Social safety net programs that aim to alleviate poverty may have protective effects against child maltreatment, even when programs are not explicitly designed to address this risk. Examples of these national programs include Temporary Assistance for Needy Families (TANF), the Supplemental Nutrition Assistance Program (SNAP); Medicaid; the Special Supplemental Nutrition Program for Women, Infants, and Children (WIC); Earned Income Tax Credit (EITC); Child Tax Credit (CTC); the National School Lunch Program (NSLP); and the School Breakfast Program (SBP).
These programs, which primarily aim to alleviate poverty and improve food security, can also reduce the risk of child maltreatment through their influence on factors associated with maltreatment risk. For example, programs can reduce stress resulting from economic and food insecurity, improve caregiver mental and physical health, reduce alcohol and drug use, increase the availability of quality time spent supervising children, and improve access to health care.
[P]olicies that address poverty can have positive spillover effects on broader outcomes.
In a recent review, we examined 27 published studies that estimated the effect of these social safety net programs on child maltreatment.
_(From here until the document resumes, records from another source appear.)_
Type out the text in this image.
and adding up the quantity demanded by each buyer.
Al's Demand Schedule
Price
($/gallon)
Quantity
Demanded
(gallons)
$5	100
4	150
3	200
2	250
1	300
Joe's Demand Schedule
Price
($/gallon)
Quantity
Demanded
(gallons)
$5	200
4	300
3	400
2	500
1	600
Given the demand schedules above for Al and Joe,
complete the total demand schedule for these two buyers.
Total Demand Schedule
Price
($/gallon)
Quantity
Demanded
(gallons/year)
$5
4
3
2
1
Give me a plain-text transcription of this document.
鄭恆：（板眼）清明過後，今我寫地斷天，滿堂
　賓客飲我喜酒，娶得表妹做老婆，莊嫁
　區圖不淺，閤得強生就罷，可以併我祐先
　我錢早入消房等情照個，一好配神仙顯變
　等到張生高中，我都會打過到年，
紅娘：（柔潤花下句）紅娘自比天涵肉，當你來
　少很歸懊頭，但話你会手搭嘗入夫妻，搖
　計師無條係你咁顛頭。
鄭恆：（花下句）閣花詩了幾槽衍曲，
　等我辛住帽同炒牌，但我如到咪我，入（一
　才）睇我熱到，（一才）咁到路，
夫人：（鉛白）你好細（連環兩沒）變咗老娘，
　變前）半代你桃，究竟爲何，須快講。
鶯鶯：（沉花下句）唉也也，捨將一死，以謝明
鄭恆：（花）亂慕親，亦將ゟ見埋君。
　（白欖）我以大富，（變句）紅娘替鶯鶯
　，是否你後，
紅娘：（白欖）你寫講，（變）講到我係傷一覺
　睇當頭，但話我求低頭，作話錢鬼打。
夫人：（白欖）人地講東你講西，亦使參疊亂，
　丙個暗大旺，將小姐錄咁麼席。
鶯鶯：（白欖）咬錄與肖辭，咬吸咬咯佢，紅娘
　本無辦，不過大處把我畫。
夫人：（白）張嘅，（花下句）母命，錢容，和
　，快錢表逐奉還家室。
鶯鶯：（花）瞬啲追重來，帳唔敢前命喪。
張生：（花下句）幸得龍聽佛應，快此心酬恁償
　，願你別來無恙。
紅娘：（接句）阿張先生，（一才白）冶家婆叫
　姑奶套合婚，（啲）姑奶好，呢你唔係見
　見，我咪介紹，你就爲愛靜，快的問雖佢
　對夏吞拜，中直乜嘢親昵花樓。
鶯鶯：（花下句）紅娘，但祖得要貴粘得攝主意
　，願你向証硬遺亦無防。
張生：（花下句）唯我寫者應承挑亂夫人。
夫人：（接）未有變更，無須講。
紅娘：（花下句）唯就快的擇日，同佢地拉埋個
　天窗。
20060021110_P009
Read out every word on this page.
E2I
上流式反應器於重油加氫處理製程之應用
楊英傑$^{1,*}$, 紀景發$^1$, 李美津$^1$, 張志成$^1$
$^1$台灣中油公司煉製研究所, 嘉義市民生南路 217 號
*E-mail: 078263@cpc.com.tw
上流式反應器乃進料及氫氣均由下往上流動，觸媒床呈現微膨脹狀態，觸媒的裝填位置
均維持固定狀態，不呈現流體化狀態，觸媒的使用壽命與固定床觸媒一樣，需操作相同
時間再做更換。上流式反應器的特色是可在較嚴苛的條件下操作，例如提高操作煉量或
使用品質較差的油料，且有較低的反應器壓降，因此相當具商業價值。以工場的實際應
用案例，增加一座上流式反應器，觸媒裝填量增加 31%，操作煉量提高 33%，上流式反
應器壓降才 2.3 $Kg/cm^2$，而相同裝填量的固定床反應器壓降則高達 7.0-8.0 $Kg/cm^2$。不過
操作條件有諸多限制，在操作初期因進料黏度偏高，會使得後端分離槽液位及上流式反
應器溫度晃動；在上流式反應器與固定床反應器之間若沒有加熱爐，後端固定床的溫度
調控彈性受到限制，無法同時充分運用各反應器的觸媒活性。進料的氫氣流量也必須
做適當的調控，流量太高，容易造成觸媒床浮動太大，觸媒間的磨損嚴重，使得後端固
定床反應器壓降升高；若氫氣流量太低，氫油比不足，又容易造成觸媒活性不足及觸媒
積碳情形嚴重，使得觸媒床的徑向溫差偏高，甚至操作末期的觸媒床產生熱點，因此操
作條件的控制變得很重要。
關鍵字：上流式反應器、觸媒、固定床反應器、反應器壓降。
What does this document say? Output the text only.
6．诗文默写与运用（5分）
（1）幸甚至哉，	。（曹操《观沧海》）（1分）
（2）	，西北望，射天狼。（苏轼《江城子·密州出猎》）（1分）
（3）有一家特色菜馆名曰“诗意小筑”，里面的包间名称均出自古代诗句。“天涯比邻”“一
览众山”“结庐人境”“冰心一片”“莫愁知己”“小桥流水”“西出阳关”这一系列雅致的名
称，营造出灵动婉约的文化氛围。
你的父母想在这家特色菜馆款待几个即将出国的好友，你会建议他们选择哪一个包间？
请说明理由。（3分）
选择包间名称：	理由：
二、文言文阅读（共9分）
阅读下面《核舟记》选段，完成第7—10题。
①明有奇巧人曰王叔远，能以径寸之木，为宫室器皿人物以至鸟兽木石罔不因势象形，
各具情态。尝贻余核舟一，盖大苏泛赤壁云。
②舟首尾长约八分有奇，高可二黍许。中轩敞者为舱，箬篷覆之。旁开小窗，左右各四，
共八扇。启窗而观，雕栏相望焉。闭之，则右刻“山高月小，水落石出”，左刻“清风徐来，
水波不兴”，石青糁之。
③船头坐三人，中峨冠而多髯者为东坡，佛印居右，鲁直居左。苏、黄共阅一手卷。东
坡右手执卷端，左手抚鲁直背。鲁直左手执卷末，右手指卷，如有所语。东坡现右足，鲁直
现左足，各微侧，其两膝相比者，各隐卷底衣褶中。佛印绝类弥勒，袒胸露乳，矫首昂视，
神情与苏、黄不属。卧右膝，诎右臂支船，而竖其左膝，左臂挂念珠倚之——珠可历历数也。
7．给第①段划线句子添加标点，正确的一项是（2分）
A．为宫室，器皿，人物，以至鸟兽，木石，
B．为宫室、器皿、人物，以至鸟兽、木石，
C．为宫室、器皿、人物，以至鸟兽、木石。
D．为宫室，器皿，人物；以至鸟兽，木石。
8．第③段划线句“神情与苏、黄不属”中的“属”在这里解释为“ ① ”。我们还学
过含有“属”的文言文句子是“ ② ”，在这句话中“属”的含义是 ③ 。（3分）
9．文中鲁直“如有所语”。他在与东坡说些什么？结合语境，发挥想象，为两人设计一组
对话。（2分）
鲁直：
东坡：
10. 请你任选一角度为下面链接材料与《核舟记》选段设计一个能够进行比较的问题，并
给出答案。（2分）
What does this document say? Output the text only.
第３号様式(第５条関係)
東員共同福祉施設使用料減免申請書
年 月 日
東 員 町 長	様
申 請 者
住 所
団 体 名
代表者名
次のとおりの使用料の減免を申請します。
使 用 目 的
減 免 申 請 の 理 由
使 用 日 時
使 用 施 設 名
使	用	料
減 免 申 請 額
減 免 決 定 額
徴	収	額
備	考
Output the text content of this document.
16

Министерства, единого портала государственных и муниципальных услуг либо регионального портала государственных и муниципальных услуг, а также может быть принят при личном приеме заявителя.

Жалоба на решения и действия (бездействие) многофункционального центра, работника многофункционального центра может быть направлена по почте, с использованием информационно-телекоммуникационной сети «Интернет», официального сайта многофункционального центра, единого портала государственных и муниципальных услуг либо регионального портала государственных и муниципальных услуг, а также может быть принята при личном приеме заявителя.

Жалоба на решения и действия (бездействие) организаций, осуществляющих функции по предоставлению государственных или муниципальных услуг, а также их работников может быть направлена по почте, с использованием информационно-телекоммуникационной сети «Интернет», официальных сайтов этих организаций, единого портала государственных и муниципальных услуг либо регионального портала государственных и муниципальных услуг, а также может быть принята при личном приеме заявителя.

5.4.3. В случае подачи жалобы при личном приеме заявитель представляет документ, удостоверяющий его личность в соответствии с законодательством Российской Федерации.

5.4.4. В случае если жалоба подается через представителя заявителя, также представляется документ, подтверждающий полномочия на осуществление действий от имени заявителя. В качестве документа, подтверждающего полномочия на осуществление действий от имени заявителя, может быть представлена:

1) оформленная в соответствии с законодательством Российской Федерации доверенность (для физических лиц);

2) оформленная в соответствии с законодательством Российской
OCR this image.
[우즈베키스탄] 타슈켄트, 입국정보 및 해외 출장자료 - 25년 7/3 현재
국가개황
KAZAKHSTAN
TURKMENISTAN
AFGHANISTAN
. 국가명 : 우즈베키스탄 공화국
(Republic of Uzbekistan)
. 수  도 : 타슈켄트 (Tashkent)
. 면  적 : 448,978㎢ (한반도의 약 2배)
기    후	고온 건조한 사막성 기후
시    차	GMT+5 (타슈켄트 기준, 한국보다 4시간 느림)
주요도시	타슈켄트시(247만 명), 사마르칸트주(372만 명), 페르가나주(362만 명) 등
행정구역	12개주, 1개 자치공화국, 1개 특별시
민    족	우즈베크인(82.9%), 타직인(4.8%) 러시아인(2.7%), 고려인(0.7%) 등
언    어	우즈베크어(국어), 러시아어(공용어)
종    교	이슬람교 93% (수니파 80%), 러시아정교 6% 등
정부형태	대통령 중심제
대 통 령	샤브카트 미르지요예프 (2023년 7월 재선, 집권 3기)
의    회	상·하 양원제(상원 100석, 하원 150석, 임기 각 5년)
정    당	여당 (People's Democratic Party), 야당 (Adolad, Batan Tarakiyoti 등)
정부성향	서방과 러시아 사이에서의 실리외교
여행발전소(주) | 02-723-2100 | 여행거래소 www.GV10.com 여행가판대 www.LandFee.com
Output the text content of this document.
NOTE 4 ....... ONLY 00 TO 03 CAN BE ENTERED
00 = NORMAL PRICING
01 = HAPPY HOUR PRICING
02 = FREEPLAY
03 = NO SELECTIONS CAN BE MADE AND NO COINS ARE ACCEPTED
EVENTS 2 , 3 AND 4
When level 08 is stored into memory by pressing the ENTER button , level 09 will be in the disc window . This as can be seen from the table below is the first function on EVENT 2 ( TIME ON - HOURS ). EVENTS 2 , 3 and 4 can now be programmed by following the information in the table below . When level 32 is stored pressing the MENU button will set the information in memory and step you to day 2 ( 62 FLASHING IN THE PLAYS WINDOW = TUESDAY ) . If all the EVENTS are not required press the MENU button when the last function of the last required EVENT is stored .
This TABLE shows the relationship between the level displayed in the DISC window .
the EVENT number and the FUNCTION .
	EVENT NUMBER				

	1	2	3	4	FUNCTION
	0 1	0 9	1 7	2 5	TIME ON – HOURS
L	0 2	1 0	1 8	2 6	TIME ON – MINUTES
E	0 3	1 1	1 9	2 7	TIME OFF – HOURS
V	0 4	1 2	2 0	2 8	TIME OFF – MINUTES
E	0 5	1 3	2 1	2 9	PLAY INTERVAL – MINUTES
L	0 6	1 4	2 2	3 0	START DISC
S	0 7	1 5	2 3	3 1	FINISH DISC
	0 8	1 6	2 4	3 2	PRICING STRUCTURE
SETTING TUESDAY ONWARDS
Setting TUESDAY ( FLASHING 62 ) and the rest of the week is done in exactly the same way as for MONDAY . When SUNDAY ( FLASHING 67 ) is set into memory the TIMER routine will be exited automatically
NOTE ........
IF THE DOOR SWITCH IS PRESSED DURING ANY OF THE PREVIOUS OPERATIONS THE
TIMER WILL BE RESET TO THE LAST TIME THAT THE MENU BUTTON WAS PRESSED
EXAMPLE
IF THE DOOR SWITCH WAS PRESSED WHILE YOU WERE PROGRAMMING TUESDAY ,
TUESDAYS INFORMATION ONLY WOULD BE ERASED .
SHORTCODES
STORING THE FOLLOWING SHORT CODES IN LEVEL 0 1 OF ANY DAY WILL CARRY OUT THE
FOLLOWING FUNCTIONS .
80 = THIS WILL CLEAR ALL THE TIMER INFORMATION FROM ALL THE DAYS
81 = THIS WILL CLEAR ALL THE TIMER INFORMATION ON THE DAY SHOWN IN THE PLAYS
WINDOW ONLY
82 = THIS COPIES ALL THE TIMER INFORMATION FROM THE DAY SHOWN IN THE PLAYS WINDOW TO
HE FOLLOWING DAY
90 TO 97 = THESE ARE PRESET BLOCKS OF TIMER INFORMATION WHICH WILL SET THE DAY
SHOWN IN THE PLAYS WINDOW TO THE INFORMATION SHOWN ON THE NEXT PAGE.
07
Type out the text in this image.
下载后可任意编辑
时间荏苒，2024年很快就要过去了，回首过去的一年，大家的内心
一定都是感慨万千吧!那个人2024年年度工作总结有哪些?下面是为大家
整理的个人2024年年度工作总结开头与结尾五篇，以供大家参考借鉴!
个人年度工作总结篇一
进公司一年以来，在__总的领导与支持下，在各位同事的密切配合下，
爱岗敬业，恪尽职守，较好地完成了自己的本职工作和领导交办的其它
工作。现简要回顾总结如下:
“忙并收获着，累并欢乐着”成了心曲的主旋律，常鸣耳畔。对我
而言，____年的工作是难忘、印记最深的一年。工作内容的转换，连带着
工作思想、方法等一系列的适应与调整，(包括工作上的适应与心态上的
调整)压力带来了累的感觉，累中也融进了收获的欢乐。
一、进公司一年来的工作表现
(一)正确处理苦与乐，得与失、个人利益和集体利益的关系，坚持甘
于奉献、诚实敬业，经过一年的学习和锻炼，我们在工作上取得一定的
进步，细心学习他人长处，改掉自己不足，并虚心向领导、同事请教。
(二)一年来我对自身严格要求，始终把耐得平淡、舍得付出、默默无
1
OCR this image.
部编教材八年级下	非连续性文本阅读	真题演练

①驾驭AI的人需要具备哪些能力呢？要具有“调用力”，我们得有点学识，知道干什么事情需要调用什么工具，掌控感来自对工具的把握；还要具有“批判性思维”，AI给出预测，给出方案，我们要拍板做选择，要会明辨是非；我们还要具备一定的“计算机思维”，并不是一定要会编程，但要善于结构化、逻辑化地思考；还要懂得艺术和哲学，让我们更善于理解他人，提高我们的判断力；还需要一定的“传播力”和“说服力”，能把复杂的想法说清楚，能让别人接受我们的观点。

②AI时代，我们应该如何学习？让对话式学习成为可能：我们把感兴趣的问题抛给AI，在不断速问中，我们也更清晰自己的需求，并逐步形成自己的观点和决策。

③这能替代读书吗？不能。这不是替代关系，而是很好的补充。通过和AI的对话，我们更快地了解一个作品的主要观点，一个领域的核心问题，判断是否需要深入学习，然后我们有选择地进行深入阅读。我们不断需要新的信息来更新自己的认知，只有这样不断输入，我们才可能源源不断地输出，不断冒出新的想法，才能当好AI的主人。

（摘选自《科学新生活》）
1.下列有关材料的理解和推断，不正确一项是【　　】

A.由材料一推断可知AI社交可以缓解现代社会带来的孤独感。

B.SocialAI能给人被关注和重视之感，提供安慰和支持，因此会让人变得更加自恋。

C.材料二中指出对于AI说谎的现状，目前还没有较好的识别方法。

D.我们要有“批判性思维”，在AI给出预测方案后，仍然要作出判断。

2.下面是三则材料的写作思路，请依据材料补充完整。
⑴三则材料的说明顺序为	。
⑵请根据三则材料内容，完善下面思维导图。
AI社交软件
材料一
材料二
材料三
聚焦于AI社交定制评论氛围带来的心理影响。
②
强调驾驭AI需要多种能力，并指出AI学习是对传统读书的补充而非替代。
Most (16) of the studies found protective effects. Among the remaining studies, three found no effects, four found mixed effects (some positive and some negative), and four found that safety nets increased child maltreatment. However, these studies varied greatly in their quality and ability to isolate the causal effects of the programs on child maltreatment.
When examining only those studies deemed to be of the highest quality (in terms of their ability to rigorously estimate causal impacts of programs), 10 out of 12 found protective impacts against child maltreatment, and none found that social safety nets increased maltreatment. Consideration of rigor and quality is important, as studies that simply compare families receiving safety net programs with those not receiving programs may ignore important systematic differences between the two groups and subsequently fail to isolate true program impacts, drawing incorrect conclusions. This is because families not receiving assistance may be at reduced risk of child maltreatment to begin with, due to having more resources (both financial and other forms) and support systems in place.
More rigorous studies use a variety of approaches (usually with experimental or quasi-experimental research designs) to come up with better comparison groups to rigorously estimate program impacts. Programs that had protective impacts against child maltreatment included TANF, EITC, SNAP, and Medicaid expansion. More research is still needed on the impacts of programs such as CTC, WIC, and free and reduced lunches in schools, which could also influence maltreatment risk through similar pathways, but have been less frequently studied.
This evidence demonstrates that policies that address poverty can have positive spillover effects on broader outcomes, such as improving child well-being, even when these impacts are not intentionally included in the programs’ design. This is because programs that address poverty and multidimensional vulnerability can facilitate the creation of conditions that enhance the health and safety of families and children. These social safety net programs have broad reach nationally and are a promising tool for reducing child maltreatment on a large scale and in ways that may be more cost-effective than dedicated violence prevention programs, which are often resource-intensive and have a smaller reach.
Nevertheless, critical gaps in the nation’s social safety net remain, and these findings can help inform debates to maintain or expand social safety net programming, including debates to make the Child Tax Credit expansion permanent.